56. The system [100] as claimed in claim 55, wherein the subset of attributes comprises at least the SUPI, DNN, and the network slice.

57. A non-transitory computer-readable storage medium storing instructions for managing a Packet Data Unit (PDU) session establishment in a network, the instructions comprising executable code which, when executed by one or more units of a system, causes: a first transceiver unit [102], at a first network function (NF) to: o receive, a PDU session establishment request for a User Equipment (UE); o transmit, from the first NF, to a second NF, a policy control create request comprising a set of attributes associated with the PDU session establishment request for the UE; a second processing unit [110], at the second NF, to: o determine, one of a presence and an absence of an existing policy session associated with the set of attributes for the UE; a second transceiver unit [108], at the second NF, to: o receive, maximum permitted policy sessions and a count of established policy sessions, associated with a subset of attributes from the set of attributes, in an event of the absence of the existing policy session; the second processing unit [110], at the second NF, to: o determine, whether the count of established policy sessions is one of below and equal to the maximum permitted policy sessions associated with the subset of attributes; and o accept, the PDU session establishment request for the UE, based on the determination that the count of established policy sessions is below the maximum permitted policy sessions; and a first processing unit [104], at the first NF, configured to: o process, one or more policy rules received from the second NF in response to accepting the policy control create request.

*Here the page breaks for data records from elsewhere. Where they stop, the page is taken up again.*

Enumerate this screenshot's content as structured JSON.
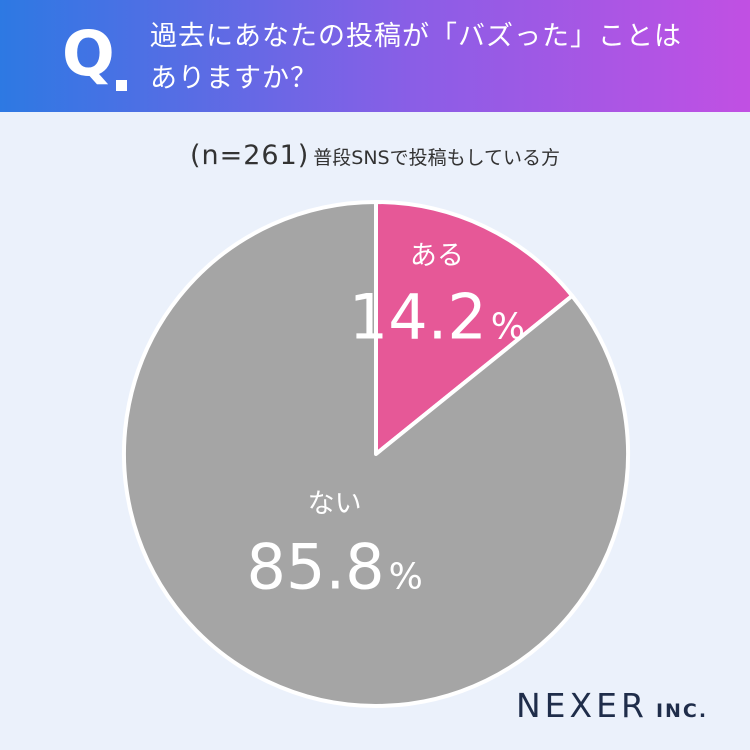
{
  "header": {
    "q_label": "Q",
    "question_line1": "過去にあなたの投稿が「バズった」ことは",
    "question_line2": "ありますか？"
  },
  "sample": {
    "n_label": "(n=261)",
    "description": "普段SNSで投稿もしている方"
  },
  "chart_data": {
    "type": "pie",
    "categories": [
      "ある",
      "ない"
    ],
    "values": [
      14.2,
      85.8
    ],
    "value_suffix": "%",
    "colors": [
      "#e65897",
      "#a5a5a5"
    ],
    "start": "12 o'clock, clockwise"
  },
  "logo": {
    "main": "NEXER",
    "sub": "INC."
  }
}
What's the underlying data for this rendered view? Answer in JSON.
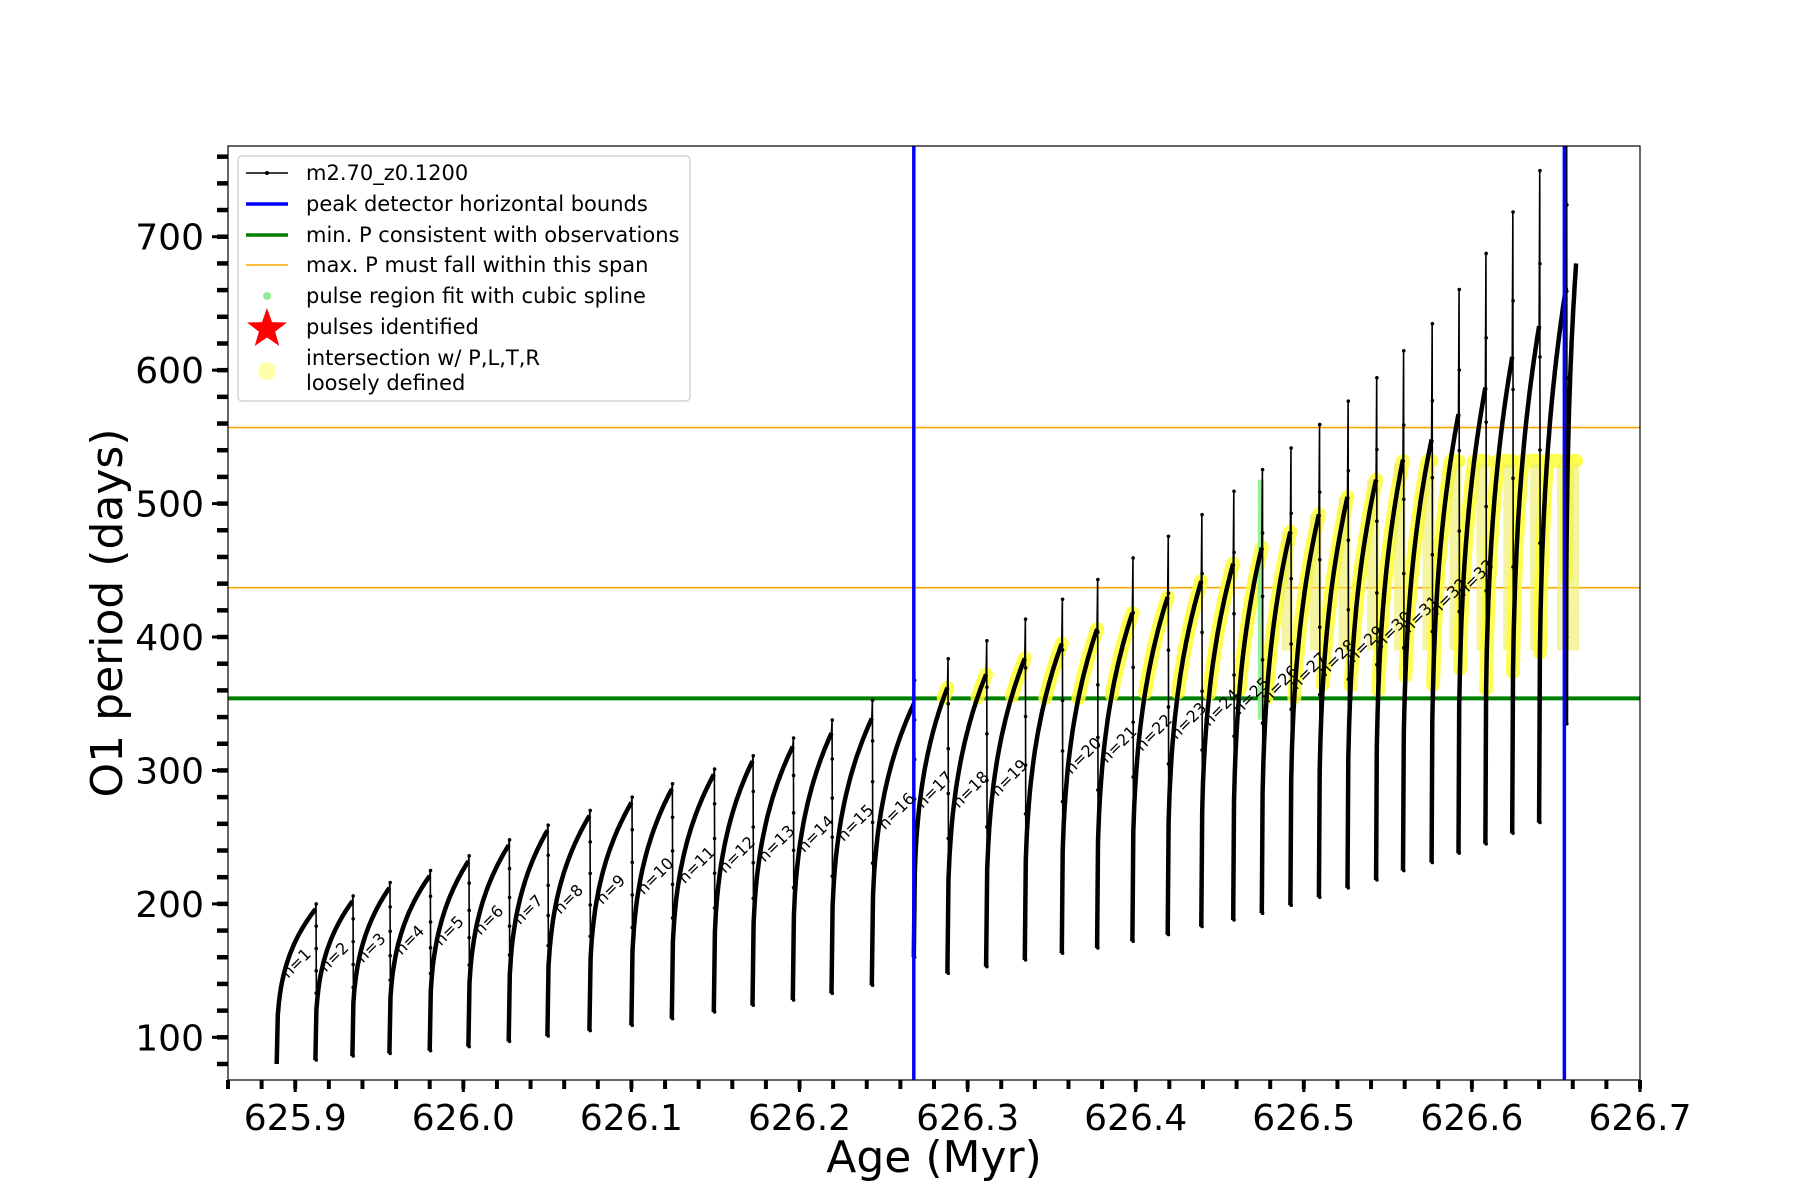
{
  "chart_data": {
    "type": "line",
    "xlabel": "Age (Myr)",
    "ylabel": "O1 period (days)",
    "xlim": [
      625.86,
      626.7
    ],
    "ylim": [
      68,
      768
    ],
    "x_ticks": [
      625.9,
      626.0,
      626.1,
      626.2,
      626.3,
      626.4,
      626.5,
      626.6,
      626.7
    ],
    "x_tick_labels": [
      "625.9",
      "626.0",
      "626.1",
      "626.2",
      "626.3",
      "626.4",
      "626.5",
      "626.6",
      "626.7"
    ],
    "y_ticks": [
      100,
      200,
      300,
      400,
      500,
      600,
      700
    ],
    "y_tick_labels": [
      "100",
      "200",
      "300",
      "400",
      "500",
      "600",
      "700"
    ],
    "legend": {
      "placement": "upper-left",
      "entries": [
        {
          "label": "m2.70_z0.1200",
          "style": "line-marker",
          "color": "#000000"
        },
        {
          "label": "peak detector horizontal bounds",
          "style": "line",
          "color": "#0000ff"
        },
        {
          "label": "min. P consistent with observations",
          "style": "line",
          "color": "#008000"
        },
        {
          "label": "max. P must fall within this span",
          "style": "thin-line",
          "color": "#ffa500"
        },
        {
          "label": "pulse region fit with cubic spline",
          "style": "dot",
          "color": "#90ee90"
        },
        {
          "label": "pulses identified",
          "style": "star",
          "color": "#ff0000"
        },
        {
          "label": "intersection w/ P,L,T,R",
          "label2": "loosely defined",
          "style": "big-dot",
          "color": "#ffffaa"
        }
      ]
    },
    "vlines": [
      {
        "x": 626.268,
        "color": "#0000ff"
      },
      {
        "x": 626.655,
        "color": "#0000ff"
      }
    ],
    "hlines": [
      {
        "y": 354,
        "color": "#008000",
        "kind": "thick"
      },
      {
        "y": 437,
        "color": "#ffa500",
        "kind": "thin"
      },
      {
        "y": 557,
        "color": "#ffa500",
        "kind": "thin"
      }
    ],
    "series": [
      {
        "name": "m2.70_z0.1200",
        "color": "#000000",
        "pulses": [
          {
            "x": 625.889,
            "end": 625.912,
            "min": 80,
            "peak": 196,
            "label": "n=1"
          },
          {
            "x": 625.912,
            "end": 625.934,
            "min": 83,
            "peak": 202,
            "label": "n=2"
          },
          {
            "x": 625.934,
            "end": 625.956,
            "min": 86,
            "peak": 212,
            "label": "n=3"
          },
          {
            "x": 625.956,
            "end": 625.98,
            "min": 88,
            "peak": 221,
            "label": "n=4"
          },
          {
            "x": 625.98,
            "end": 626.003,
            "min": 90,
            "peak": 232,
            "label": "n=5"
          },
          {
            "x": 626.003,
            "end": 626.027,
            "min": 93,
            "peak": 244,
            "label": "n=6"
          },
          {
            "x": 626.027,
            "end": 626.05,
            "min": 97,
            "peak": 255,
            "label": "n=7"
          },
          {
            "x": 626.05,
            "end": 626.075,
            "min": 101,
            "peak": 266,
            "label": "n=8"
          },
          {
            "x": 626.075,
            "end": 626.1,
            "min": 105,
            "peak": 276,
            "label": "n=9"
          },
          {
            "x": 626.1,
            "end": 626.124,
            "min": 109,
            "peak": 286,
            "label": "n=10"
          },
          {
            "x": 626.124,
            "end": 626.149,
            "min": 114,
            "peak": 297,
            "label": "n=11"
          },
          {
            "x": 626.149,
            "end": 626.172,
            "min": 119,
            "peak": 307,
            "label": "n=12"
          },
          {
            "x": 626.172,
            "end": 626.196,
            "min": 124,
            "peak": 318,
            "label": "n=13"
          },
          {
            "x": 626.196,
            "end": 626.219,
            "min": 128,
            "peak": 328,
            "label": "n=14"
          },
          {
            "x": 626.219,
            "end": 626.243,
            "min": 133,
            "peak": 339,
            "label": "n=15"
          },
          {
            "x": 626.243,
            "end": 626.268,
            "min": 139,
            "peak": 350,
            "label": "n=16"
          },
          {
            "x": 626.268,
            "end": 626.288,
            "min": 160,
            "peak": 362,
            "label": "n=17"
          },
          {
            "x": 626.288,
            "end": 626.311,
            "min": 148,
            "peak": 372,
            "label": "n=18"
          },
          {
            "x": 626.311,
            "end": 626.334,
            "min": 153,
            "peak": 384,
            "label": "n=19"
          },
          {
            "x": 626.334,
            "end": 626.356,
            "min": 158,
            "peak": 395,
            "label": ""
          },
          {
            "x": 626.356,
            "end": 626.377,
            "min": 163,
            "peak": 406,
            "label": "n=20"
          },
          {
            "x": 626.377,
            "end": 626.398,
            "min": 167,
            "peak": 418,
            "label": "n=21"
          },
          {
            "x": 626.398,
            "end": 626.419,
            "min": 172,
            "peak": 430,
            "label": "n=22"
          },
          {
            "x": 626.419,
            "end": 626.439,
            "min": 177,
            "peak": 442,
            "label": "n=23"
          },
          {
            "x": 626.439,
            "end": 626.458,
            "min": 183,
            "peak": 455,
            "label": "n=24"
          },
          {
            "x": 626.458,
            "end": 626.475,
            "min": 188,
            "peak": 467,
            "label": "n=25"
          },
          {
            "x": 626.475,
            "end": 626.492,
            "min": 193,
            "peak": 479,
            "label": "n=26"
          },
          {
            "x": 626.492,
            "end": 626.509,
            "min": 199,
            "peak": 492,
            "label": "n=27"
          },
          {
            "x": 626.509,
            "end": 626.526,
            "min": 205,
            "peak": 505,
            "label": "n=28"
          },
          {
            "x": 626.526,
            "end": 626.543,
            "min": 212,
            "peak": 518,
            "label": "n=29"
          },
          {
            "x": 626.543,
            "end": 626.559,
            "min": 218,
            "peak": 533,
            "label": "n=30"
          },
          {
            "x": 626.559,
            "end": 626.576,
            "min": 225,
            "peak": 548,
            "label": "n=31"
          },
          {
            "x": 626.576,
            "end": 626.592,
            "min": 231,
            "peak": 567,
            "label": "n=32"
          },
          {
            "x": 626.592,
            "end": 626.608,
            "min": 238,
            "peak": 587,
            "label": "n=33"
          },
          {
            "x": 626.608,
            "end": 626.624,
            "min": 245,
            "peak": 610,
            "label": ""
          },
          {
            "x": 626.624,
            "end": 626.64,
            "min": 253,
            "peak": 633,
            "label": ""
          },
          {
            "x": 626.64,
            "end": 626.656,
            "min": 261,
            "peak": 662,
            "label": ""
          },
          {
            "x": 626.656,
            "end": 626.662,
            "min": 335,
            "peak": 680,
            "label": ""
          }
        ]
      }
    ]
  }
}
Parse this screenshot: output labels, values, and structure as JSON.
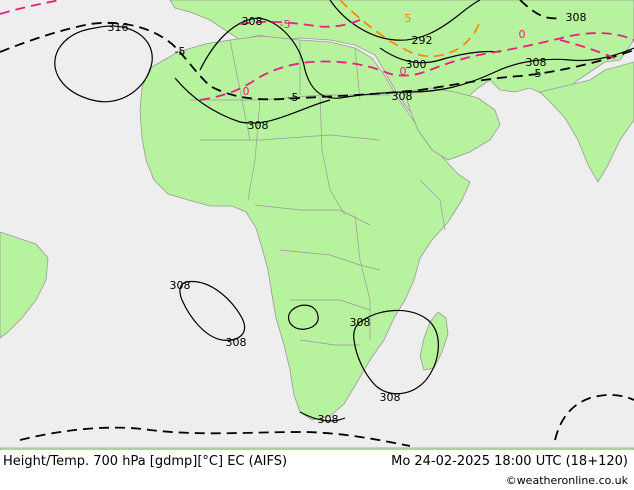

58. A non-transitory computer-readable storage medium storing instructions for managing a Packet Data Unit (PDU) session establishment in a network, the instructions comprising executable code which, when executed by one or more units of a system, causes: a first transceiver unit [102] at a first NF, to: o receive a PDU session establishment request for a User Equipment (UE); o connect to a second NF to process the PDU session establishment request from the UE; o transmit, to the second NF, a policy control create request comprising a set of attributes associated with the PDU session establishment request for the UE; a second processing unit [110] at the second NF, to: o determine one of a presence and an absence of an existing policy association associated with the set of attributes for the UE; o identify a first timestamp associated with the existing policy association, based on determining the presence of the existing policy association; o identify a second timestamp associated with the policy control create request; and o compare the first timestamp with the second timestamp. o accept the policy control create request based on the comparison of the first timestamp with the second timestamp; and a first processing unit [104] at the first NF, to: o process one or more policy rules received from the second NF in response to accepting the policy control create request.